Chulumani Youth Symphony, bringing music to children in Bolivia’s coca-producing area

Posted on: December 11, 2018

“When Mariel Chura joined a youth orchestra at age 14, she did not even know what a viola was,” writes José Arturo Cárdenas in Tuesday’s (12/11) Agence France-Presse. “Seven years later, she loves the instrument, which has offered her an escape from the hardships of everyday life in Bolivia’s biggest coca-producing area. The Chulumani Youth Symphony Orchestra has helped teens avoid the usual pitfalls plaguing the region: drug and alcohol abuse, violence, and family drama, according to the group’s director and conductor Erik Castro…. [Chura] was picked on by classmates. The boys in the group were the targets of homophobic slurs for playing in the orchestra. At age 18, Chura used her income from the coca fields to buy her own her viola for $115—a significant amount of money for her.
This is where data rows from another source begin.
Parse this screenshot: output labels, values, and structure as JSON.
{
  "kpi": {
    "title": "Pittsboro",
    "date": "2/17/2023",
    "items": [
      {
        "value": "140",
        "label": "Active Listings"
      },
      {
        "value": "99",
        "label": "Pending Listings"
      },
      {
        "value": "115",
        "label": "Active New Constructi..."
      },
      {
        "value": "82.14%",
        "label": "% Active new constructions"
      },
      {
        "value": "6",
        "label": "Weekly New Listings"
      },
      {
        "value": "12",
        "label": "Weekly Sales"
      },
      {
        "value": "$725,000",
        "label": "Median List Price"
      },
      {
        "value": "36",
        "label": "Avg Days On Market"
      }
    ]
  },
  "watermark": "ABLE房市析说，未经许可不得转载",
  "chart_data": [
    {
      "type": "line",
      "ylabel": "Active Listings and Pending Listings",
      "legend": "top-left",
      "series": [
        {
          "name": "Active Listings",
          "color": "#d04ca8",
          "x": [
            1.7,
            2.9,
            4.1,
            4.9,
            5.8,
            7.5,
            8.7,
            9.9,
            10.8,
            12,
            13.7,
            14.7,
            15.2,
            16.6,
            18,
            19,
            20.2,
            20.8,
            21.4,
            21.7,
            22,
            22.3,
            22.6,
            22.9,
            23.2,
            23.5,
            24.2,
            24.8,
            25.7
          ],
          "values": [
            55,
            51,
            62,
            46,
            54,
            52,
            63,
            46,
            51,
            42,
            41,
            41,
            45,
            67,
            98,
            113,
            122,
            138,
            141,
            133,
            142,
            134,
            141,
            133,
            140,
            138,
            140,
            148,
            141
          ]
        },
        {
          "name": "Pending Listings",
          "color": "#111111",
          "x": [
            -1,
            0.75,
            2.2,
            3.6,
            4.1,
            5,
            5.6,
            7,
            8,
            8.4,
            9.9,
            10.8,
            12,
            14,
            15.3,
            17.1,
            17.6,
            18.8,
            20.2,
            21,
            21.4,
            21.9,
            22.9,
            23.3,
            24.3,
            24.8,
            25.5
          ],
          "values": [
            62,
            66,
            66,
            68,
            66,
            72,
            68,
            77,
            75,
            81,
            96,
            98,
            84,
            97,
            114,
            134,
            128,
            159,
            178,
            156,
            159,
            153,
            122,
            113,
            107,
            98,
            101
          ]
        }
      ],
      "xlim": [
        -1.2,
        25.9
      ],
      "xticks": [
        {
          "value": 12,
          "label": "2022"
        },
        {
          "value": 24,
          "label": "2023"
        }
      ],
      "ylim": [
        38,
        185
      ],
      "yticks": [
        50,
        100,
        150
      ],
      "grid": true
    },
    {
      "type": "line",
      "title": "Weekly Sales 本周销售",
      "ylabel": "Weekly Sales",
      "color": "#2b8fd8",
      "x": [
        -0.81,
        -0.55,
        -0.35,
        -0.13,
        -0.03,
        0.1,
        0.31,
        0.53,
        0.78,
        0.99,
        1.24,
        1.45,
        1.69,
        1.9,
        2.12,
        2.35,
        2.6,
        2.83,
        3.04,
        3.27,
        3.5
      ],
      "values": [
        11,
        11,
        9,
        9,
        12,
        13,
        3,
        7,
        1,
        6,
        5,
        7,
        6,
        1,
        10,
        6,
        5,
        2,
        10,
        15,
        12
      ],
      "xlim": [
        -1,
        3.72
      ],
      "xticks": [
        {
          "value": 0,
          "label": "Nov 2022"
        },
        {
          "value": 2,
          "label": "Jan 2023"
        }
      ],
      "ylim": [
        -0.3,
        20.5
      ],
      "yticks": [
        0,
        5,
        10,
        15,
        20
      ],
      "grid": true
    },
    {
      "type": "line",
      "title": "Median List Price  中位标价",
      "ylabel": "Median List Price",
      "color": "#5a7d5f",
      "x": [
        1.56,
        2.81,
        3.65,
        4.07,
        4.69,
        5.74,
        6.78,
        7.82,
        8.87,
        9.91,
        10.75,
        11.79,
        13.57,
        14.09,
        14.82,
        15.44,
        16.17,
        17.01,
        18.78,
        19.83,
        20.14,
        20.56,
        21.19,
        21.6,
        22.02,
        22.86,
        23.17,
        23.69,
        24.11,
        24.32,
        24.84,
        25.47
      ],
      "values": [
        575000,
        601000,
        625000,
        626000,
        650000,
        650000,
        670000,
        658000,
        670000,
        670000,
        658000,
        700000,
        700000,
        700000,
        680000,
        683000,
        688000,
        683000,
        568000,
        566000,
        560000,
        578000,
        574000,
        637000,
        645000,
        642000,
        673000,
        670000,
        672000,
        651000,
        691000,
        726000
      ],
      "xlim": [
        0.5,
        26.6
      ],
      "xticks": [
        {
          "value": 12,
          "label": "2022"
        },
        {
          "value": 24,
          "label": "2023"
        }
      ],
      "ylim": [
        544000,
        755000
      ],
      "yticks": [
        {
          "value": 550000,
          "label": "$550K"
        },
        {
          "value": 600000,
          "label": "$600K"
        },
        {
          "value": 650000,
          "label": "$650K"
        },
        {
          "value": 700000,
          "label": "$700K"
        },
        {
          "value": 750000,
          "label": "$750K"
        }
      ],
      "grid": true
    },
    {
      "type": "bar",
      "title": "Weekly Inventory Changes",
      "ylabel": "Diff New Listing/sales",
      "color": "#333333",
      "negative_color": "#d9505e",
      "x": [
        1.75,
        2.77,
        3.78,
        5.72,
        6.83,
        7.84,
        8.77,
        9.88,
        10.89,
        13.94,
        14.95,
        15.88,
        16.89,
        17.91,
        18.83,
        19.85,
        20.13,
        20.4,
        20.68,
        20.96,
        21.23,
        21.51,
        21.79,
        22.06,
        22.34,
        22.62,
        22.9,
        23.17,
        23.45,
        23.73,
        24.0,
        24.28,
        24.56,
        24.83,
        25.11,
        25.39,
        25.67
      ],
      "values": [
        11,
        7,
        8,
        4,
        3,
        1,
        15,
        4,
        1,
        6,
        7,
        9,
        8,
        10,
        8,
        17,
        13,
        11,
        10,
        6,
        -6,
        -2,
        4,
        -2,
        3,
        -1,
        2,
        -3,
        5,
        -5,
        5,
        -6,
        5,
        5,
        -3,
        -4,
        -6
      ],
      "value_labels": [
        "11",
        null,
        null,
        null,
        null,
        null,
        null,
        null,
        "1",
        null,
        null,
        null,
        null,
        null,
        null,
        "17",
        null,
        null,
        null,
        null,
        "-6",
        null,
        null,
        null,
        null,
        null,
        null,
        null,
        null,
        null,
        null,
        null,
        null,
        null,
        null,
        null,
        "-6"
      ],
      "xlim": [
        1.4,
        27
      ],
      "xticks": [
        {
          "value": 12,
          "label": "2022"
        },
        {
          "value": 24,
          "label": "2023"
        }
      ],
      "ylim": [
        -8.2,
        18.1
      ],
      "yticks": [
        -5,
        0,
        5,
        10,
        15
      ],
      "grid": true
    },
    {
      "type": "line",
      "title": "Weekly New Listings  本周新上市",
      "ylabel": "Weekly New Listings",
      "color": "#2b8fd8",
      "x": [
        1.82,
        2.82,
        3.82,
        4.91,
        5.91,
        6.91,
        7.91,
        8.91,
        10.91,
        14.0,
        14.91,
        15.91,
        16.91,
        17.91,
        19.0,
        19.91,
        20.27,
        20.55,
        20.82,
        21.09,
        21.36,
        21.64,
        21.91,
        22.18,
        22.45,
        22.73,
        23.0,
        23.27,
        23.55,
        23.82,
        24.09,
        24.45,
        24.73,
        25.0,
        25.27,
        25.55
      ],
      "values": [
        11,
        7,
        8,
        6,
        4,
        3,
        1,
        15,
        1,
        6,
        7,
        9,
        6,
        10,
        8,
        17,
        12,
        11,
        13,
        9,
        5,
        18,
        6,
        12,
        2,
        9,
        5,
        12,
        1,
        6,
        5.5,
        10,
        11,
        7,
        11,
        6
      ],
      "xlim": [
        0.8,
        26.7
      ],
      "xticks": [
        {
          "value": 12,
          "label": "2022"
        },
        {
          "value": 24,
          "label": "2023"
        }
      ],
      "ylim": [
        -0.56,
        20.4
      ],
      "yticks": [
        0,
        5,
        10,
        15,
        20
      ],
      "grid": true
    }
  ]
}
Now, she is studying engineering at the Higher University of San Andres in La Paz…. The orchestra was founded in 2011 with a combination of support from the city of Chulumani and private organizations. Since then, several students have been awarded scholarships to universities at home and abroad … Castro says.… ‘When music comes into your life, it changes you,’ said 19-year-old violinist Lourdes Sarabia.”